Изменить размер шрифта - +
 
— Не знаю, может, новый портшез? — пожала я плечами. — С золочеными занавесками и меховыми одеялами.
 
— Возможно. А вам действительно больше всего на свете хочется именно такой портшез?
 
Я помолчала. Но все же не выдержала:
 
— Неужели он купил для меня лошадь? Новую лошадь, которая будет принадлежать только мне одной?
 
Казалось, Вудвилл колебался: признаться или нет? Потом уточнил:
 
— А какой масти лошадку вам бы хотелось?
 
— Серую! — страстно воскликнула я. — Красивую серую в яблоках лошадку с гривой, как белый шелк, и с темными внимательными глазами.
 
— Внимательными? — Он расхохотался. — У вашей лошади должны быть внимательные глаза?
 
— Вам же ясно, что я имею в виду: у нее должны быть такие глаза, словно она понимает тебя, словно способна думать, как и люди.
 
— Да, конечно, вы правы, — отозвался Ричард. — И мне действительно ясно.
 
Он подал мне руку, помогая обойти стоявший возле оружейной возок, нагруженный пиками; старший оружейник герцога подсчитывал, сколько нужно уплатить за новые поставки, и делал зарубки на особой дощечке. Сотни, тысячи пик были уже разгружены: начиналась очередная военная кампания. Ничего удивительного, что мой муж каждый день заставлял меня сидеть перед зеркалом и пытал вопросами о войне и о том, где нам лучше начать атаку. Мы постоянно пребывали в состоянии войны, казалось, никому из нас еще не довелось хоть сколько-нибудь пожить в мирной стране.
 
Нырнув под арку, мы оказались на конюшне, и Вудвилл чуть отступил назад, явно желая взглянуть на мое выражение лица, когда я немного осмотрюсь. У каждой из лошадей было свое стойло, и окна во всех стойлах выходили на юг, так что рыхлый камень успевал за день нагреться.
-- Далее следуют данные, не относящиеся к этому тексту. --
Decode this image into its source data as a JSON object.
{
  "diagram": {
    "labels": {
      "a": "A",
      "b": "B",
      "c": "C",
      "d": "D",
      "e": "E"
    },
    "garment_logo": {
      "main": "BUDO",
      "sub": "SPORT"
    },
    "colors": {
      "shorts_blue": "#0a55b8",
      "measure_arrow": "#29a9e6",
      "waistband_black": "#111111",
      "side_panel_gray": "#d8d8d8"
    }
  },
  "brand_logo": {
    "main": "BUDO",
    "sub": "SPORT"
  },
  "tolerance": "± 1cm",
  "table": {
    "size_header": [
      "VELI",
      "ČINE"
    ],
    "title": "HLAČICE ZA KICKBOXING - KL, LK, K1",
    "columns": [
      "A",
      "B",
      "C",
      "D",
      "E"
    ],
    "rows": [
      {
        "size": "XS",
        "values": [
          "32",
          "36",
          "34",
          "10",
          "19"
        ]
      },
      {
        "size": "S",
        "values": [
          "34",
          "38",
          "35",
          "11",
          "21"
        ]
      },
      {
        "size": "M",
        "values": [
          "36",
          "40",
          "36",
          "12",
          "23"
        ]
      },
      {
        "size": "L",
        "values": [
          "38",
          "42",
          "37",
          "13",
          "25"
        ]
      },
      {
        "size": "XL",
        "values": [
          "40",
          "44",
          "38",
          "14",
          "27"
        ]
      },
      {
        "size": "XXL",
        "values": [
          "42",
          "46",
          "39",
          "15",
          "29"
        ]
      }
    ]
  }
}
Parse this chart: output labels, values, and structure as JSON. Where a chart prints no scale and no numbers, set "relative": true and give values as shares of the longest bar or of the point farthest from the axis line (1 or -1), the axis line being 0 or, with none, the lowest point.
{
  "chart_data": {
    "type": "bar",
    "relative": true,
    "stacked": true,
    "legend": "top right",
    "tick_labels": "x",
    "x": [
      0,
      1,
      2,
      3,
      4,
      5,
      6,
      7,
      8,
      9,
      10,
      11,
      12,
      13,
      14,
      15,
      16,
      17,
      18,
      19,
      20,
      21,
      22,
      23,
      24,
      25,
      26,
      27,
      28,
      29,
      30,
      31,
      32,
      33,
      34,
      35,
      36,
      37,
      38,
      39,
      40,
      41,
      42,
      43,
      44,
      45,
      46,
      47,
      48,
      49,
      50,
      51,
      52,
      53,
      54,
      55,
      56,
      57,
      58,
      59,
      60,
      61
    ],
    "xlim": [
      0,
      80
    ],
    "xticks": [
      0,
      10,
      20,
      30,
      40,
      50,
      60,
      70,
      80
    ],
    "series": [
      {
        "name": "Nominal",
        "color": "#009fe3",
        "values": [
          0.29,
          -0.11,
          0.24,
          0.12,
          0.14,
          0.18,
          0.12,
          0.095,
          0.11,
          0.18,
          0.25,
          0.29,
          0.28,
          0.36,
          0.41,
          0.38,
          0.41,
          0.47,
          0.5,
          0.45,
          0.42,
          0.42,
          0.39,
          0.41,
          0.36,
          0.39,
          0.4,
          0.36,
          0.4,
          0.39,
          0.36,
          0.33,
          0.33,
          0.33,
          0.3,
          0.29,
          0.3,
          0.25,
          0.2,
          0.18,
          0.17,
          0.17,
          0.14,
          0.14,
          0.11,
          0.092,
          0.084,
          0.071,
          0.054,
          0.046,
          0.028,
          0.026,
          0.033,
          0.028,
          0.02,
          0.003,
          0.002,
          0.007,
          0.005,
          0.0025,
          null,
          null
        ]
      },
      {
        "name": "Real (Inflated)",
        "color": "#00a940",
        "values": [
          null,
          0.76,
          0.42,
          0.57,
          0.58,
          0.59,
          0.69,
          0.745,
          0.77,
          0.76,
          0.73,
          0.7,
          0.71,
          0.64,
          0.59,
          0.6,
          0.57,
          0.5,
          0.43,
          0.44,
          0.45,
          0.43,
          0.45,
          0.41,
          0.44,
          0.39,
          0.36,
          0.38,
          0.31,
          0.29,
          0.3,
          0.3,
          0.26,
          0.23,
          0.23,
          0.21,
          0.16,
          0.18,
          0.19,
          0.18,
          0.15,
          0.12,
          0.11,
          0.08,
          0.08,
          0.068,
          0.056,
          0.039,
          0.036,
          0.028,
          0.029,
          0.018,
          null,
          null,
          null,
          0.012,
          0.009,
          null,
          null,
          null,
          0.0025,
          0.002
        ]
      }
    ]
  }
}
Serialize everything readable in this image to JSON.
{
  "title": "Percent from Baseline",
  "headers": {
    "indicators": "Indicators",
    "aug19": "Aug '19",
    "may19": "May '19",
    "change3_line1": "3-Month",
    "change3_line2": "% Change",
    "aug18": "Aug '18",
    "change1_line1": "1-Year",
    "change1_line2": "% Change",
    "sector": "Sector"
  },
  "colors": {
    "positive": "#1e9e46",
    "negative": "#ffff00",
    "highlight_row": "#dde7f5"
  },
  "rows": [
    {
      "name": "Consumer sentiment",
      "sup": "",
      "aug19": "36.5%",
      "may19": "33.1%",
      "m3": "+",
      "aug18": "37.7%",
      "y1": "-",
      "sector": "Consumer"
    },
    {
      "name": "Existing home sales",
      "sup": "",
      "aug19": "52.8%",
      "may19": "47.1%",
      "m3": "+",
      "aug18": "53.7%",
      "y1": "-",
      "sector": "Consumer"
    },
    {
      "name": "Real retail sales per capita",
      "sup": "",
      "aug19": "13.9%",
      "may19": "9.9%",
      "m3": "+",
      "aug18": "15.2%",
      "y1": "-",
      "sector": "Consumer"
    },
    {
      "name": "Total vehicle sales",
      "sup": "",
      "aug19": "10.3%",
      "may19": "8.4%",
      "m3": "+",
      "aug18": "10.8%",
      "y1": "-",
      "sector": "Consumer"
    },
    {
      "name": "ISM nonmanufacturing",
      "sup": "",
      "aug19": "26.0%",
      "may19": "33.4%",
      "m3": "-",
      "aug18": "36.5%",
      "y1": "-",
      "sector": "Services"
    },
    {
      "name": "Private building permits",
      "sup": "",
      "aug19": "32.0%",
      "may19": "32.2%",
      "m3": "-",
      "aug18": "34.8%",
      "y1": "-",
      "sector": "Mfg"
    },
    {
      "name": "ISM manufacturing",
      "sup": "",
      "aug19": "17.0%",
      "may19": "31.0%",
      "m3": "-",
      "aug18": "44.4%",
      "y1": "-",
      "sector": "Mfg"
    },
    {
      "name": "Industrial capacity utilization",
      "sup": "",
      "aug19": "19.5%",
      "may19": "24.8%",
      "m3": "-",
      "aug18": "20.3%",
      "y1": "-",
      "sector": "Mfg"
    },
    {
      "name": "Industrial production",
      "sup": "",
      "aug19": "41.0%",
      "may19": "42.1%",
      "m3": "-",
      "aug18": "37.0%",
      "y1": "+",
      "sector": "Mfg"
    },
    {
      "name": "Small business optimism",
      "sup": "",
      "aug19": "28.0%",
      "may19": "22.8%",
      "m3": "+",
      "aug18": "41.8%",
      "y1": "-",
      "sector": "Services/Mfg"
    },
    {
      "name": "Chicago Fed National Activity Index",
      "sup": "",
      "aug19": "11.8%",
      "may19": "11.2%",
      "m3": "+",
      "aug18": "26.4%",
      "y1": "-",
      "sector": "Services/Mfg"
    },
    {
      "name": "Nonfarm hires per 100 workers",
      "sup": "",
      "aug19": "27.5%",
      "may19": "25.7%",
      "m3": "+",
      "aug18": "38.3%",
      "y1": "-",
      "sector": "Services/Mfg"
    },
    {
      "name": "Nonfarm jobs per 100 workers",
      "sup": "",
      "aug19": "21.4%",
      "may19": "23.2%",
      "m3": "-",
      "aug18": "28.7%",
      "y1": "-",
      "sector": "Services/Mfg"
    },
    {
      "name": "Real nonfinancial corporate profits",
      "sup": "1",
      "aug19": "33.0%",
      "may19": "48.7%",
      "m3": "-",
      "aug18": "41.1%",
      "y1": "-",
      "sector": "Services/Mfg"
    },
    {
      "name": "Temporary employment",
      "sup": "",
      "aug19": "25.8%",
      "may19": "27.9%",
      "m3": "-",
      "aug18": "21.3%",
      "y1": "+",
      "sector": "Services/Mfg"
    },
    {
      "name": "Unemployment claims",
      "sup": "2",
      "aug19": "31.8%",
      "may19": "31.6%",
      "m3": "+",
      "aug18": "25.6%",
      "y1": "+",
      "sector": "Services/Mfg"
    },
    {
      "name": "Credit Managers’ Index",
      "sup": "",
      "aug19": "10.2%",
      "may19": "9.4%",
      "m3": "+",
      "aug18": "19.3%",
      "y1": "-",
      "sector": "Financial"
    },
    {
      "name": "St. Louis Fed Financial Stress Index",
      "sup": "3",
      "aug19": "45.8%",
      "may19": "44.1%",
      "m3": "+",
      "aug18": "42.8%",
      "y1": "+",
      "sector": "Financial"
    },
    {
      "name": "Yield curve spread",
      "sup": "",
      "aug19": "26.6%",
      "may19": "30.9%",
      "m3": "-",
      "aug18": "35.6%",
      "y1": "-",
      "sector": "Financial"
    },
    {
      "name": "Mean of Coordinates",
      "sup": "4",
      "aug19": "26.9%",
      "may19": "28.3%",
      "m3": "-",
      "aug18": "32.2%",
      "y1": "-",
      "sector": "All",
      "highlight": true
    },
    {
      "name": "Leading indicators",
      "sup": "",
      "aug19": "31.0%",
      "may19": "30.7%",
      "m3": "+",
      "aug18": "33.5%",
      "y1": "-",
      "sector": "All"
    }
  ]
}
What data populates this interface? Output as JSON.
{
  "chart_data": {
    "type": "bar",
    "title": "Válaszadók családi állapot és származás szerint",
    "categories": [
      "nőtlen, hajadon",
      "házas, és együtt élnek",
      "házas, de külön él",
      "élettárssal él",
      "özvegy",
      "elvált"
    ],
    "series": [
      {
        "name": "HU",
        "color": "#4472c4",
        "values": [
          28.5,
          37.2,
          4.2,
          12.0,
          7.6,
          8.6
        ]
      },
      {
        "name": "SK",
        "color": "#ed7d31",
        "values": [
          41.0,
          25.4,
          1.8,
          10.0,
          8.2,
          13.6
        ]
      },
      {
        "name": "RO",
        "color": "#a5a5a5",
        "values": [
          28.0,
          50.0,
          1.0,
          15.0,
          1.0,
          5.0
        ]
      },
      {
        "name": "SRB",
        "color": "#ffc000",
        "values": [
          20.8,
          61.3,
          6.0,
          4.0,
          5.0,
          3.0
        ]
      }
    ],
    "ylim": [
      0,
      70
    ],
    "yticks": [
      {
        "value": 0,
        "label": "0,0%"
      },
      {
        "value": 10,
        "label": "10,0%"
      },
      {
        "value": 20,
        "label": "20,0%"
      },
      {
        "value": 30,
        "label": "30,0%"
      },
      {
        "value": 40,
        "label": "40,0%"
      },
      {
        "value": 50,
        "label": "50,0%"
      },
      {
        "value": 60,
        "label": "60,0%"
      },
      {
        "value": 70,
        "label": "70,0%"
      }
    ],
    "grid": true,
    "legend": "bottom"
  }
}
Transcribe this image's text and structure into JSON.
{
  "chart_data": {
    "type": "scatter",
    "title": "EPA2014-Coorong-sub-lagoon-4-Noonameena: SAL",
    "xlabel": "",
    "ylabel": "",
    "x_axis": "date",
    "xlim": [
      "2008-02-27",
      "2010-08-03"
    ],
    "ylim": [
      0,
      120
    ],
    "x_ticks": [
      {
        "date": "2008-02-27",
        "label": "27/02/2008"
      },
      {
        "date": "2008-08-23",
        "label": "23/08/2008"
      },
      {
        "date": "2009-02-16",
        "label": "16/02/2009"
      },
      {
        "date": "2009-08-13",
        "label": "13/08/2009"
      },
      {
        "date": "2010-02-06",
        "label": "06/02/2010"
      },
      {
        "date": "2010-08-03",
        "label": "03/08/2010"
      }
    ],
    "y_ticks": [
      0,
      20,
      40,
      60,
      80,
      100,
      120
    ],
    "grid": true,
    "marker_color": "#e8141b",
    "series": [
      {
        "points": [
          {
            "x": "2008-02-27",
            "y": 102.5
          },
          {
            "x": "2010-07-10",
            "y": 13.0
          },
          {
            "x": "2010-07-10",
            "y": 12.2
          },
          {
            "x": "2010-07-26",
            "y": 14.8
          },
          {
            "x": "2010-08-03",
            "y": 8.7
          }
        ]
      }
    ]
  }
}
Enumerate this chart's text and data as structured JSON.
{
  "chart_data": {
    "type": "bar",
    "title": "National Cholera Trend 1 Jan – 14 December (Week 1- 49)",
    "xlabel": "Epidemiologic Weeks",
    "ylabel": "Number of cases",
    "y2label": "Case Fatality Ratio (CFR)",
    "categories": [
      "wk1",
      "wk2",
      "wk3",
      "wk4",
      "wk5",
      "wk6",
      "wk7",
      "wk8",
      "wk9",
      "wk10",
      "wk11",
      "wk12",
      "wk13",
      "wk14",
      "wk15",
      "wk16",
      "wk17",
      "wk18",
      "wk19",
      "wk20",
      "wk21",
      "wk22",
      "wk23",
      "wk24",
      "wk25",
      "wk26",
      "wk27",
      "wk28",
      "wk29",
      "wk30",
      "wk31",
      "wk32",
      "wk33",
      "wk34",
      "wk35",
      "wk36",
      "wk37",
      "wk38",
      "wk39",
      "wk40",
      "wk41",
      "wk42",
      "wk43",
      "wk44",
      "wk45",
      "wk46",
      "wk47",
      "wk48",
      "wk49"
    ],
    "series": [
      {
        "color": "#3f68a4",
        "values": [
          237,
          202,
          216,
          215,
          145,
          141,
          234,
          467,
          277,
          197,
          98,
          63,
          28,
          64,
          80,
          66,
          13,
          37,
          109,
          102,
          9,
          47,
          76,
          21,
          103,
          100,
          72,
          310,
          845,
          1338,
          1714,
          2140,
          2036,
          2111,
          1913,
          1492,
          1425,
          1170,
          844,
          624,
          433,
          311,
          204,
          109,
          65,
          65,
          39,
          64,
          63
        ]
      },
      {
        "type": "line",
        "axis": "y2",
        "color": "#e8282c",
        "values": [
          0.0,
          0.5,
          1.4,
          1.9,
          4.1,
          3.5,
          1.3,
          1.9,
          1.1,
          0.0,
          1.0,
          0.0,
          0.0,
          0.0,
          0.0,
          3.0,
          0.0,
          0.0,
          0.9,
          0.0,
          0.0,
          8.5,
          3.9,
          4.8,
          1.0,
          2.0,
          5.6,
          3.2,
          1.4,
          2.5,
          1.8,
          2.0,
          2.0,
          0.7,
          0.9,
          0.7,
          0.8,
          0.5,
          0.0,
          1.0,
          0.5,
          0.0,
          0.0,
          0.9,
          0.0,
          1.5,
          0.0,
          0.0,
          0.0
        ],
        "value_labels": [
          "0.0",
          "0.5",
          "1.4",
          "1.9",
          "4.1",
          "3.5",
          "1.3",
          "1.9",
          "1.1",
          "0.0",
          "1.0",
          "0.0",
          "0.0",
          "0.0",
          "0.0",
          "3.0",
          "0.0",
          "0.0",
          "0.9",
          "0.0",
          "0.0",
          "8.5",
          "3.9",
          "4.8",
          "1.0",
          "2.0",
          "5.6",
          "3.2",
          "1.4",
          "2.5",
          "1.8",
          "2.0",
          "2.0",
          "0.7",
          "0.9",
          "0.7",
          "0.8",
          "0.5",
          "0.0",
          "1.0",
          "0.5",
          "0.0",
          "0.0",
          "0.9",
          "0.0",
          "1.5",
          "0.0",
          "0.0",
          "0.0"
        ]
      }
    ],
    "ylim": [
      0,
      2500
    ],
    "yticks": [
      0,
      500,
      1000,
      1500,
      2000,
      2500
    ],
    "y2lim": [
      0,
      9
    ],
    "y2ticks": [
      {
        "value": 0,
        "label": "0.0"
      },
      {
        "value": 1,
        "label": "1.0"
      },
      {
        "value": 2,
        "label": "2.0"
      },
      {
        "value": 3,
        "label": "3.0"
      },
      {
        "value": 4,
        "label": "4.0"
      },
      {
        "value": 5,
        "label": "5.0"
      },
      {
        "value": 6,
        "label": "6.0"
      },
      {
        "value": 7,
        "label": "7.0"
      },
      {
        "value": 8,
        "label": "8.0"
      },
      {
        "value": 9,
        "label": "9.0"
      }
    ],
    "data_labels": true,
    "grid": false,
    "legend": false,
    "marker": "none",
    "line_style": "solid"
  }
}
Сперва я увидела четырех могучих боевых коней моего мужа, качающих головами над дверцами денников. Дальше топтался сильный и красивый жеребец Вудвилла, на котором тот участвовал в турнирах, и несколько других его лошадей — для охоты и для передачи посланий. А в следующем стойле я обнаружила лошадку, которая была гораздо меньше всех этих боевых коней; у нее была идеальной формы головка со светлыми ушками, которыми она то и дело подергивала, а ее серая шерсть была такого светлого оттенка, что в солнечных лучах, пронизывавших конюшню, казалась почти серебряной.
 
— Это моя? — шепотом спросила я у Вудвилла. — Это для меня?
 
— Ваша, миледи, — подтвердил он с каким-то странным почтением. — И она столь же прекрасна и столь же благородна, как и ее хозяйка.
 
— Это кобыла?
 
— Разумеется.
 
Я подошла к лошадке, и ее серые ушки тут же насторожились, прислушиваясь к моим шагам и моему ласковому голосу. Вудвилл сунул мне в руку корочку хлеба; я встала от нее совсем близко и заглянула в темные глаза, в которых будто переливалась влага. Я рассмотрела ее изящную голову и восхитительную серебристую гриву; мне казалось, что передо мной чудо, порожденное моим неистовым желанием, воплощенная мечта. Я протянула ей руку с угощением, и она сперва обнюхала хлеб и мою ладонь, раздувая ноздри, а потом губами осторожно взяла хлеб, и я сразу почувствовала запах ее теплой шкуры, ее пахнувшее овсом дыхание и мирный запах амбара вокруг нас.
 
Вудвилл открыл передо мной дверцу денника, и я, не колеблясь, шагнула внутрь. Лошадка чуть подвинулась, вежливо освобождая мне место, и, повернув голову, обнюхала меня всю — сначала карманы платья, кушак и длинные свисающие рукава, затем мои плечи, шею и лицо.